Sabancı Üniversitesi'nin iki öğretim üyesi Yrd. Doç. Hülya Adak ve Yrd. Doç. Ayşe Gül Altınay ile aynı üniversitenin iki öğrencisi Esin Düzel ve Nilgün Bayraktar, 2002 yılında kadınların cinsellikleriyle yüzleşmelerini ve cinsel hazlarıyla ilgili sorunlarını konuşabilmelerini sağlamak amacıyla bir çalışma başlattı. Bu 4 kadın önce birbirlerine kendi cinsel hikayelerini anlattı. Ardından da tanımadıkları kadınlarla biraraya gelip, onların hikayelerine kulak verdiler. En sonunda da tüm bu hikayeleri bir okuma tiyatrosuna dönüştürüp, daha geniş kitlelere dinlettiler. Diyarbakır, İstanbul ve Ankara'da sahnede seslendirilen bu hikayelerden 'İşte Böyle Güzelim' adlı bir kitap da çıktı ortaya. Hülya Adak; Yeni Aktüel dergisine, proje kapsamında 5 yıl boyunca 70 kadının anlattığı en özel anılarla ilgili açıklamalar yaptı...
Cinselliği konuşmak zor muydu? Çok zordu. Düşünün bunu öğrencilerimizle yapıyoruz. Bir güven ortamı oluşması gerekiyordu. İstediğimiz sadece başka kadınların hikayelerini anlatmak değildi, kendimizi de anlattık. Görüşmeler esnasında ağladığım anlar oldu.
Görüşmeler sizi değiştirdi mi? Elbette. Hiçbir şekilde entelektüel ya da duygusal alışverişimin olmayacağı insanlarla tanıştım. Farklı hayatlar gördüm. Mesela kitaptaki transseksüel arkadaşla ben görüştüm. Transseksüelleri zaten düşünüyordum ama şimdi ciddi şekilde gündemimdeler.
Bu kadınları hikayelerini anlatmaya nasıl ikna ettiniz? Kadın kuruluşları üzerinden ulaştığımız kadınlar vardı. Yakın çevremizi de başka kadınlara ulaşmak için motive ettik, onların kontaklarını kullandık. Kitabın ortaya çıkması; önemsendiklerini hissettirdi onlara. Tamamen güven ve mahremiyet üzerine kurulu bir ilişki bizimki. O insanların mağdur olmasını istemedik.

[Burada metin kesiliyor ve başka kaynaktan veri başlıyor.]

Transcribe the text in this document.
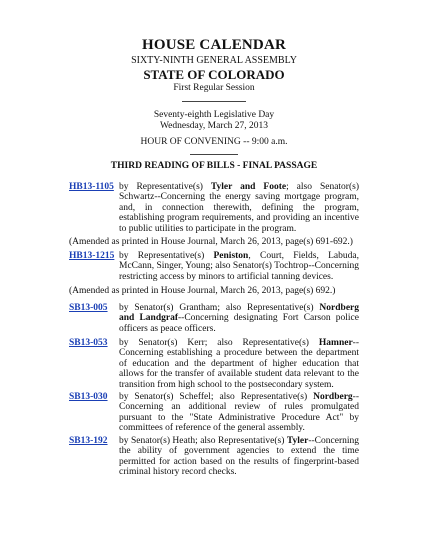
HOUSE CALENDAR
SIXTY-NINTH GENERAL ASSEMBLY
STATE OF COLORADO
First Regular Session
Seventy-eighth Legislative Day
Wednesday, March 27, 2013
HOUR OF CONVENING -- 9:00 a.m.
THIRD READING OF BILLS - FINAL PASSAGE
HB13-1105 by Representative(s) Tyler and Foote; also Senator(s) Schwartz--Concerning the energy saving mortgage program, and, in connection therewith, defining the program, establishing program requirements, and providing an incentive to public utilities to participate in the program.
(Amended as printed in House Journal, March 26, 2013, page(s) 691-692.)
HB13-1215 by Representative(s) Peniston, Court, Fields, Labuda, McCann, Singer, Young; also Senator(s) Tochtrop--Concerning restricting access by minors to artificial tanning devices.
(Amended as printed in House Journal, March 26, 2013, page(s) 692.)
SB13-005	by Senator(s) Grantham; also Representative(s) Nordberg and Landgraf--Concerning designating Fort Carson police officers as peace officers.
SB13-053	by Senator(s) Kerr; also Representative(s) Hamner--Concerning establishing a procedure between the department of education and the department of higher education that allows for the transfer of available student data relevant to the transition from high school to the postsecondary system.
SB13-030	by Senator(s) Scheffel; also Representative(s) Nordberg--Concerning an additional review of rules promulgated pursuant to the "State Administrative Procedure Act" by committees of reference of the general assembly.
SB13-192	by Senator(s) Heath; also Representative(s) Tyler--Concerning the ability of government agencies to extend the time permitted for action based on the results of fingerprint-based criminal history record checks.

İnsanlarımız cinsellik hakkında rahatça konuşabiliyor mu? Erkeklerin cinsellik konuştukları düşünülür ama acaba bütün o iktidar söyleminin dışında bir şeyler anlatıyorlar mı? Bu çalışmayı onlara da öneriyorum. Kadın kadına muhabbetlerde bazı şeyler konuşuluyor ama kocasıyla cinsel şiddet yaşayan bir kadının, bunu paylaşabildiğinden emin değilim.
Ensesti hiç konuşmadık
Konuşamadığınız bir konu oldu mu? Ensesti konuşamadık. Sanki yokmuş gibi davranıyoruz ama var! Aile bireylerini korumak adına susuyoruz. Kadınlarla ciddi bir güven ilişkisi kurduk. Bir dahaki sefere bunu da konuşacağımızı düşünüyorum.
Bu görüşmelerde dikkatinizi çeken benzerlikler ve farklılıklar neler? Kimse bugünü konuşmuyor. Anlatmıyorlar bugünü! Cinsellik dediğinizde; herkes ilk dönemlere dönüyor. Bir bekaret takıntısı var. Bir de herkesin bir cinsel taciz hikayesi bulunuyor. Türkiye'de kadınların yüzde 99'u tacize uğruyor. Bazı kadınlara yaşadıkları hikayeyi anlatmak ve sahnede okumak çok iyi geliyor. Bazı kadınlarda ise; okumak ve hatırlamak kötü etki yaratıyor. Birtakım hikayelerin çok dokunduğu kişiler oldu.
Okumalara erkekler katılabiliyor mu? Genelde okumaları sadece kadınlara açıyoruz. Mayıs ayında Sabancı Üniversitesi'ndeki okumayı kadınlı-erkekli yaptık. Erkekler o okumadan hüngür hüngür ağlayarak çıktı. Çünkü bu; erkeklere karşı bir metin değil. Bence erkekler bu okumalarda, "Biz bu kadınlara neler yapıyoruz ve onlar bundan nasıl etkileniyor?" diyor.